Objective—To immunohistochemically evaluate matrix metalloproteinase (MMP)-9 expression in benign and malignant mammary gland tumors (MMTs) in dogs and relate expression to prognostic factors and patient outcome.
Animals—118 female dogs with naturally occurring mammary gland tumors and 8 dogs without mammary gland tumors.
Procedures—24 benign mammary gland tumors and 94 MMTs (1/affected dog) were obtained during surgical treatment; control mammary gland tissue samples were collected from unaffected dogs after euthanasia for reasons unrelated to the study. Tumors were evaluated for proliferation, invasive growth, histologic grade, and metastatic capacity; expression of MMP-9 was determined immunohistochemically, and its relationship with clinical and histologic findings was investigated. For dogs with MMTs, follow-up continued for 2 years; data were used to compute overall survival time and disease-free interval and construct survival curves.

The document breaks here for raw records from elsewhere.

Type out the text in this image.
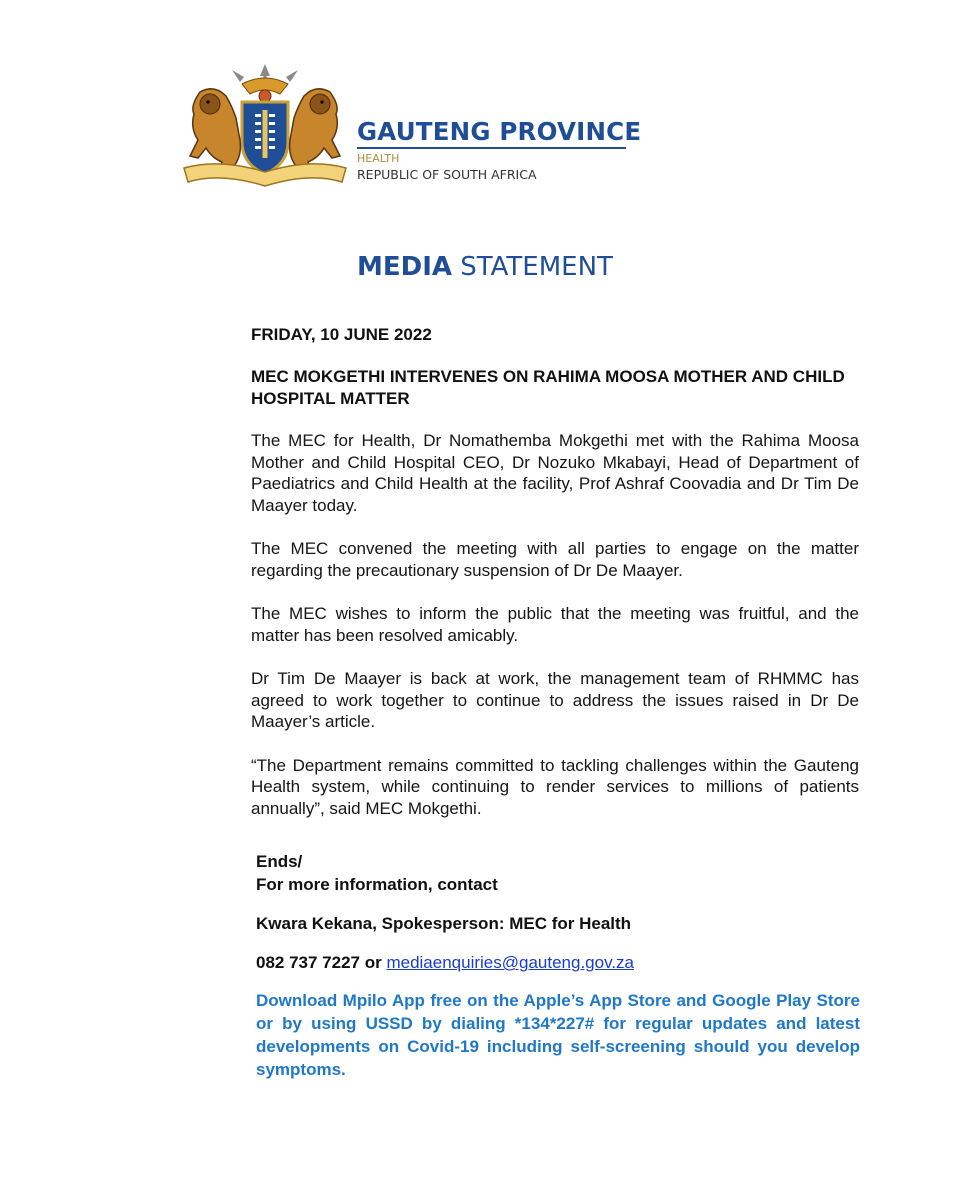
GAUTENG PROVINCE
HEALTH
REPUBLIC OF SOUTH AFRICA
MEDIA STATEMENT
FRIDAY, 10 JUNE 2022
MEC MOKGETHI INTERVENES ON RAHIMA MOOSA MOTHER AND CHILD HOSPITAL MATTER

The MEC for Health, Dr Nomathemba Mokgethi met with the Rahima Moosa Mother and Child Hospital CEO, Dr Nozuko Mkabayi, Head of Department of Paediatrics and Child Health at the facility, Prof Ashraf Coovadia and Dr Tim De Maayer today.

The MEC convened the meeting with all parties to engage on the matter regarding the precautionary suspension of Dr De Maayer.

The MEC wishes to inform the public that the meeting was fruitful, and the matter has been resolved amicably.

Dr Tim De Maayer is back at work, the management team of RHMMC has agreed to work together to continue to address the issues raised in Dr De Maayer’s article.

“The Department remains committed to tackling challenges within the Gauteng Health system, while continuing to render services to millions of patients annually”, said MEC Mokgethi.

Ends/
For more information, contact
Kwara Kekana, Spokesperson: MEC for Health
082 737 7227 or mediaenquiries@gauteng.gov.za
Download Mpilo App free on the Apple’s App Store and Google Play Store or by using USSD by dialing *134*227# for regular updates and latest developments on Covid-19 including self-screening should you develop symptoms.
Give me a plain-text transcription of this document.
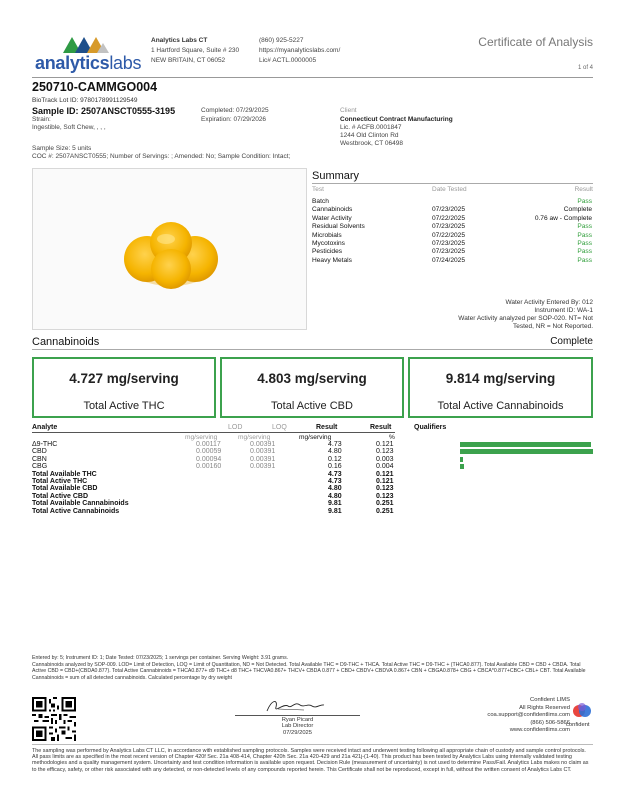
analyticslabs
Analytics Labs CT
1 Hartford Square, Suite # 230
NEW BRITAIN, CT 06052
(860) 925-5227
https://myanalyticslabs.com/
Lic# ACTL.0000005
Certificate of Analysis
1 of 4
250710-CAMMGO004
BioTrack Lot ID: 9780178991129549
Sample ID: 2507ANSCT0555-3195
Strain:
Ingestible, Soft Chew, , , ,
Completed: 07/29/2025
Expiration: 07/29/2026
Client
Connecticut Contract Manufacturing
Lic. # ACFB.0001847
1244 Old Clinton Rd
Westbrook, CT 06498
Sample Size: 5 units
COC #: 2507ANSCT0555; Number of Servings: ; Amended: No; Sample Condition: Intact;
Summary
Test	Date Tested	Result
Batch	Pass
Cannabinoids	07/23/2025	Complete
Water Activity	07/22/2025	0.76 aw - Complete
Residual Solvents	07/23/2025	Pass
Microbials	07/22/2025	Pass
Mycotoxins	07/23/2025	Pass
Pesticides	07/23/2025	Pass
Heavy Metals	07/24/2025	Pass
Water Activity Entered By: 012
Instrument ID: WA-1
Water Activity analyzed per SOP-020. NT= Not
Tested, NR = Not Reported.
Cannabinoids	Complete
4.727 mg/serving
Total Active THC
4.803 mg/serving
Total Active CBD
9.814 mg/serving
Total Active Cannabinoids
Analyte	LOD	LOQ	Result	Result	Qualifiers
mg/serving	mg/serving	mg/serving	%
Δ9-THC	0.00117	0.00391	4.73	0.121
CBD	0.00059	0.00391	4.80	0.123
CBN	0.00094	0.00391	0.12	0.003
CBG	0.00160	0.00391	0.16	0.004
Total Available THC	4.73	0.121
Total Active THC	4.73	0.121
Total Available CBD	4.80	0.123
Total Active CBD	4.80	0.123
Total Available Cannabinoids	9.81	0.251
Total Active Cannabinoids	9.81	0.251
Entered by: 5; Instrument ID: 1; Date Tested: 07/23/2025; 1 servings per container. Serving Weight: 3.91 grams.
Cannabinoids analyzed by SOP-009. LOD= Limit of Detection, LOQ = Limit of Quantitation, ND = Not Detected. Total Available THC = D9-THC + THCA. Total Active THC = D9-THC + (THCA0.877). Total Available CBD = CBD + CBDA. Total Active CBD = CBD+(CBDA0.877). Total Active Cannabinoids = THCA0.877+ d9 THC+ d8 THC+ THCVA0.867+ THCV+ CBDA 0.877 + CBD+ CBDV+ CBDVA 0.867+ CBN + CBGA0.878+ CBG + CBCA*0.877+CBC+ CBL+ CBT. Total Available Cannabinoids = sum of all detected cannabinoids. Calculated percentage by dry weight
Ryan Picard
Lab Director
07/29/2025
Confident LIMS
All Rights Reserved
coa.support@confidentlims.com
(866) 506-5866
www.confidentlims.com
confident
The sampling was performed by Analytics Labs CT LLC, in accordance with established sampling protocols. Samples were received intact and underwent testing following all appropriate chain of custody and sample control protocols. All pass limits are as specified in the most recent version of Chapter 420f Sec. 21a 408-414, Chapter 420h Sec. 21a 420-429 and 21a 421j-(1-40). This product has been tested by Analytics Labs using internally validated testing methodologies and a quality management system. Uncertainty and test condition information is available upon request. Decision Rule (measurement of uncertainty) is not used to determine Pass/Fail. Analytics Labs makes no claim as to the efficacy, safety, or other risk associated with any detected, or non-detected levels of any compounds reported herein. This Certificate shall not be reproduced, except in full, without the written consent of Analytics Labs CT.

Results—MMTs had significantly higher MMP-9 expression in stromal cells and in neo-plastic cells than did the benign neoplasms. Stromal MMP-9 expression was also higher in highly proliferative tumors and in tumors with invasive growth, high histologic grade, and metastatic capacity. Furthermore, tumors from patients with shorter overall survival times and disease-free intervals had higher expression of MMP-9 in stromal cells.
Conclusions and Clinical Relevance—In dogs with MMTs, level of MMP-9 expression by stromal cells was related to factors of poor prognosis and shorter overall survival times and disease-free intervals. These results suggested that MMP-9 produced by tumor-adjacent stromal cells contributed to MMT progression in female dogs and that assessment of MMP-9 expression may be a valuable prognostic factor.